Suffragette movie casts light on a co-operator’s struggle

Sarah Gavron’s acclaimed film Suffragette has thrown a welcome spotlight on the struggle for women’s votes. Jane Avery, director of Central England Co-operative Membership, attended the screening at...

Sarah Gavron’s acclaimed film Suffragette has thrown a welcome spotlight on the struggle for women’s votes. Jane Avery, director of Central England Co-operative Membership, attended the screening at Leicester’s independent Phoenix cinema, where the descendent of suffragette – and co-operator – Alice Hawkins was on hand to give a talk.

Suffragette follows a member of the Women’s Social and Political Union (WSPU), Violet Miller (Anne-Marie Duff), as she risks the sack for her daily attempts to recruit other women workers to the cause of votes for women.

She is largely rebuffed, but eventually young Maud Watts (Carey Mulligan) is drawn in.

A steady picture is drawn of just how powerless Maud is.

Her boss takes what were euphemistically called “liberties” and it’s clear that when she was much younger (she started working in the factory at the age of 11), the boss’s liberties were much more active and threatening. He now “favours” another child employee – Violet’s own 14 year-old daughter.

The helplessness of the women to stop him offers a powerful answer to the often-heard refrain that having a vote did not matter. Before a screening of the film in Leicester, the audience heard a talk by Peter Barrett, great-grandson of the city’s famous suffragette – and life- long co-operator – Alice Hawkins.

Suffragette Alice Hawkins was a prominent campaigner for women's rights
Suffragette Alice Hawkins was a prominent campaigner for women’s rights

Alice was imprisoned five times during her political struggle and her story made this harrowing film even more meaningful.

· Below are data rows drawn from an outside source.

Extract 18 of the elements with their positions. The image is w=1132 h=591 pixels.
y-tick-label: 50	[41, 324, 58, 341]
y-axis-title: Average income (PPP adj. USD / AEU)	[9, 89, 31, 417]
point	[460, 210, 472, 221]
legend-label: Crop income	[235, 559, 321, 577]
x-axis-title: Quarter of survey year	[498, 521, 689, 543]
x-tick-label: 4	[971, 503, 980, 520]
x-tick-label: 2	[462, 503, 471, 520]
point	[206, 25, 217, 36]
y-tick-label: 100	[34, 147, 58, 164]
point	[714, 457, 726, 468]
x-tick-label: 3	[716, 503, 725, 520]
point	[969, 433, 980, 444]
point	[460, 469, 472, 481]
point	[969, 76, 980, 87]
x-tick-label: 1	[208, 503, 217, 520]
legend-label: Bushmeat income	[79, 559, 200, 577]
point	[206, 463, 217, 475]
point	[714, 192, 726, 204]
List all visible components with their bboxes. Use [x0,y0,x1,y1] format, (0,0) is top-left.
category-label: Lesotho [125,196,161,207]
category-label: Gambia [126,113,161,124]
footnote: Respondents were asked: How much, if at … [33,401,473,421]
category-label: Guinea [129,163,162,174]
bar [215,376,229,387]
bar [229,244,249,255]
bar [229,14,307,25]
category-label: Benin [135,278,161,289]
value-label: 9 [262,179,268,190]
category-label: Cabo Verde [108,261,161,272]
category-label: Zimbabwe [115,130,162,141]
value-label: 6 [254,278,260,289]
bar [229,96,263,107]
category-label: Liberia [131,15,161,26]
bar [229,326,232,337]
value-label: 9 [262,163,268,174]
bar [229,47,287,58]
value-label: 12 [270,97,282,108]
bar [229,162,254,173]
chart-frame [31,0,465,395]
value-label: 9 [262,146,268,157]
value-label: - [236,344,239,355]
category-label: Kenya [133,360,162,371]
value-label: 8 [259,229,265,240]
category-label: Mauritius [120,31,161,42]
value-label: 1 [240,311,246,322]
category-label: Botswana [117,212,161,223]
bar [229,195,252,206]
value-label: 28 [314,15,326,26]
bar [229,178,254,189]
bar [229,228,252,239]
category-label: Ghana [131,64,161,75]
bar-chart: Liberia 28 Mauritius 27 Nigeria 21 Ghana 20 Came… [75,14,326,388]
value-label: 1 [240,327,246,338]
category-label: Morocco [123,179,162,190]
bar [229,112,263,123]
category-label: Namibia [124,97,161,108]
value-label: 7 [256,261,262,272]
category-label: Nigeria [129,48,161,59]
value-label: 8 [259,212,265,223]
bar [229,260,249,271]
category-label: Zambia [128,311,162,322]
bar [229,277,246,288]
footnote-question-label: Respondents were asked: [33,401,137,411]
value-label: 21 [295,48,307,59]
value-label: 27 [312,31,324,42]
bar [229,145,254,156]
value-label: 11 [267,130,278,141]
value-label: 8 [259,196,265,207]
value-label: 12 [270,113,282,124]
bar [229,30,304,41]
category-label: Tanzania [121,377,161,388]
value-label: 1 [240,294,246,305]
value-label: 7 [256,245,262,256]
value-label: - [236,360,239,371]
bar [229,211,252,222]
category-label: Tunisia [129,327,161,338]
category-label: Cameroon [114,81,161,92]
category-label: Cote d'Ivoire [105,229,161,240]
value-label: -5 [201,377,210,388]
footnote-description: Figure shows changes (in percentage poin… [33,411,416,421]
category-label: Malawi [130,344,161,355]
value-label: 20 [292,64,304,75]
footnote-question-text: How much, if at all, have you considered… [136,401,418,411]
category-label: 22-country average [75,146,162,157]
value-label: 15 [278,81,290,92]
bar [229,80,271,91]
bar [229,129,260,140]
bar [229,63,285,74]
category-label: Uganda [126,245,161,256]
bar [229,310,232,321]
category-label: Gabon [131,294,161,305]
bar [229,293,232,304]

Peter drew parallels with his great- grandmother Alice and Maud. Family archives show that Alice was present when women gathered in London, fully expecting to hear PM David Lloyd George fulfil his promise to bring a bill before the House of Commons on votes for women, only to be let down – a moment of anger and frustration that was powerfully portrayed in the film.

But Maud and Alice weren’t exactly the same. In the film, Maud does not have the support of her husband, who is ashamed of her militancy. It is heartbreaking that he turns her out of their home and takes control of their child.

He can’t cope as a single parent, and his solution is to have the child adopted. Maud has no say in this (perhaps if she’d had the support of the Women’s Guild there might have been a different outcome) and it is a shock to read in the credits that women only got rights concerning their own children in 1925.

Before then, it was the husband alone who made decisions about his children and no court would consider an appeal from a mere mother. It illustrated perfectly just why women wanted the vote.

By contrast, Alice had the full support of her husband Alfred. She was a committed member of the Leicester Co-operative Women’s Guild from its inception in 1890.

She also worked for the Leicester Co-operative Boot and Shoe Manufacturing Society (later Equity Shoes) and was an active trade unionist.

Like Maud, Alice was repeatedly jailed for her activities. Women were ignored or ridiculed by a hostile press. Using tactics that are still sadly familiar, the suffragettes were painted in sexist terms as unmanageable and unmarryable.

The grave of Emily Davison
The grave of Emily Davison

The lead-up to the dreadful events at Derby Day, when Emily Davison tried to pin a WSPU scarf on the King’s horse and sustained fatal injuries, had a painful inevitability to it and the shock and sadness is powerfully conveyed in the film.

Emily’s sacrifice meant that the papers could no longer ignore the story. The outbreak of the First World War delayed the long-promised enfranchisement of all women, but it came at last in 1918 with the Representation of the People’s Act.

Even then, women were not treated equally. While the Act gave all men over the age of 21 the vote, only women over 30 who were householders were enfranchised.

It would be another ten years before votes for all was achieved, with many more battles still to be fought. And, of course, there are still some to be won.

But the genie was out of the bottle. The intellectual argument for equality at the ballot box was won – thanks to brave, strong women like Alice Hawkins and many others. We owe them so much.